Italia, 60 miliardi per la Difesa

Al momento l’Italia è all’1,4%. Secondo i dati Nato forniti dalla Difesa potrebbe arrivare all’1,5 entro l’anno. Una cifra simile, 1,54, dovrebbe essere fissata nel Documento di economia e finanza che il governo approverà a giorni. La guerra in Ucraina è stato un acceleratore, ma Guerini lavora sul target del 2% da più di due anni, da quando si è seduto alla Difesa con Giuseppe Conte premier. Ha detto che punta a un «passaggio graduale» dai 25 miliardi attuali ai 38 miliardi l’anno. L’arrivo di Mario Draghi non ha cambiato la strategia. Anzi, come più volte ripetuto in queste settimane di guerra, il presidente del Consiglio è convinto che non bisogna avere timidezze. Sulla fedeltà alla Nato, sul progetto di Difesa europea, e anche sull’invio delle armi alle truppe ucraine che resistono all’aggressione di Vladimir Putin.

Guerini può rivendicare di aver iniziato un percorso prima della storica decisione del cancelliere Olaf Scholz, presa sull’onda dell’indignazione per l’attacco a Kiev. A fine febbraio la Germania ha rotto un tabù annunciando la creazione di un fondo per la Difesa di 100 miliardi di euro. Uno strumento non così diverso da quello italiano: nel caso dei tedeschi però, per avere una disponibilità di cassa immediata, sarà finanziato dalla KfW, l’istituto che è l’equivalente della Cdp. Scholz ha detto che vuole muoversi rapidamente per raggiungere l’obiettivo Nato e offre una sfida, prima di tutto culturale, all’Europa che dibatte di riarmo e pacifismo.

Dal 2015 le spese militari dell’Italia, nonostante le pressioni degli Usa, hanno galleggiato sempre attorno all’1,2% di Pil. Dal 2019 la tendenza si è invertita. Guerini, che due giorni fa si è beccato l’etichetta di «falco» dal governo russo, vuole andare avanti. Non solo per la minaccia di questi giorni. La concorrenza tecnologica globale è una partita complicata. O si gioca, o no. Anche perché ci sono due nuovi domini da presidiare: lo spazio e il cyber. «La Difesa è qualcosa di più che parlare di armi e basta. E’ ricerca e industria» ripete sempre. E il salto tecnologico, secondo fonti del ministero, è possibile solo con risorse certe, spalmate su quindici-venti anni, e non negoziate ogni anno.

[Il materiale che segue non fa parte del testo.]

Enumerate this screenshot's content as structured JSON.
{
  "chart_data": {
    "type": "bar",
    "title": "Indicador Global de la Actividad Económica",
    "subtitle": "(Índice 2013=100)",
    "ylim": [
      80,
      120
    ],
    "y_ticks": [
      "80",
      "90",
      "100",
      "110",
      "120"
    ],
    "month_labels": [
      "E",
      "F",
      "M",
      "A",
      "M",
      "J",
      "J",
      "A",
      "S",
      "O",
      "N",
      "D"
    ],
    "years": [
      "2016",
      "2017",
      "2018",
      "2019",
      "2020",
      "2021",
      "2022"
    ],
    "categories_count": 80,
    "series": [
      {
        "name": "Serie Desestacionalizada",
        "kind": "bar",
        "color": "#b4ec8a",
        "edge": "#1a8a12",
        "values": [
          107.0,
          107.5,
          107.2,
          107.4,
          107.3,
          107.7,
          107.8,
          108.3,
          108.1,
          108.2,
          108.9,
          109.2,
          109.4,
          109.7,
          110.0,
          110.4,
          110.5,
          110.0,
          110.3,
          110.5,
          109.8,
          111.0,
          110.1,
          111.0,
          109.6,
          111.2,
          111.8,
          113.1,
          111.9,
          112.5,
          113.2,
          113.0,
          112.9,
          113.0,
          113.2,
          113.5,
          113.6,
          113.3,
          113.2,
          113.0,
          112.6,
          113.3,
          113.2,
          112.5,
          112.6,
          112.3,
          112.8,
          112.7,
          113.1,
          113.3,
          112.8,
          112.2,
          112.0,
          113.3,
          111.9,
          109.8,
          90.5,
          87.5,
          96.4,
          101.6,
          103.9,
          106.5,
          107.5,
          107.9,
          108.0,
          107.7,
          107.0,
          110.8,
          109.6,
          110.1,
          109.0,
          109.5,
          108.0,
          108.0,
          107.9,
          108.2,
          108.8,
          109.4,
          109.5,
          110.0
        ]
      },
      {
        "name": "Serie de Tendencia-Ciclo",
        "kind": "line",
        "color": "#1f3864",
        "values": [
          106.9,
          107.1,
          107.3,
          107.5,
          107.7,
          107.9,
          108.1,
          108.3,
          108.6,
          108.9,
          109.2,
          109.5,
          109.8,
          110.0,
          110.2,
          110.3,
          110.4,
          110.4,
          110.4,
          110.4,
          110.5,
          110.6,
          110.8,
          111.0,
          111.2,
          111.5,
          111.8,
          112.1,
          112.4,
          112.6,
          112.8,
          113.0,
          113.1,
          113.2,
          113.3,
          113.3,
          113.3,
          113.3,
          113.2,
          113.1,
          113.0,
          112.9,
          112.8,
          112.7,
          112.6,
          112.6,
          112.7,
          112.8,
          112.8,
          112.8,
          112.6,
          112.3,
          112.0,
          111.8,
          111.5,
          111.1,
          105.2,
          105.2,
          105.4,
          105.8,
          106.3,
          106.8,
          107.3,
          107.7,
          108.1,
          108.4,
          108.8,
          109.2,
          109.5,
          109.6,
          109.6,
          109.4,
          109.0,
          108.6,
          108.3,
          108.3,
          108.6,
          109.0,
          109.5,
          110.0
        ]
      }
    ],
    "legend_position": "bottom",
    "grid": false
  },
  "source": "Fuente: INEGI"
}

Oggi Guerini sarà a Bruxelles con il ministro Luigi Di Maio alla riunione del Consiglio europeo nel formato Esteri-Difesa per discutere l’approvazione dello Strategic compass, il documento sulle priorità strategiche per i prossimi «cinque-dieci anni» a cui l’Ue lavora dal 2020 e che è stato rivisto alla luce dello scenario stravolto dalla guerra. A Versailles, dieci giorni fa, i leader hanno decretato una spesa nazionale maggiore per la Difesa, un maggiore coordinamento dell’industria degli armamenti, dell’intelligence, ma mantenendo intatta la necessità di cooperare con la Nato. Per Draghi e per Guerini è essenziale evitare sovrapposizioni. Per questo l’Italia ha chiesto di inserire il rispetto degli impegni con l’Alleanza. È la Nato, secondo il premier e il ministro, a definire il perimetro di sicurezza e ad avere in mano il deterrente nucleare. In questo quadro, le ulteriori risorse europee possono servire a razionalizzare gli investimenti, a cofinanziare l’avvio di progetti industriali e al primo nucleo di intervento rapido, che il rapporto prevede composto da 5 mila uomini e operativo dal 2025.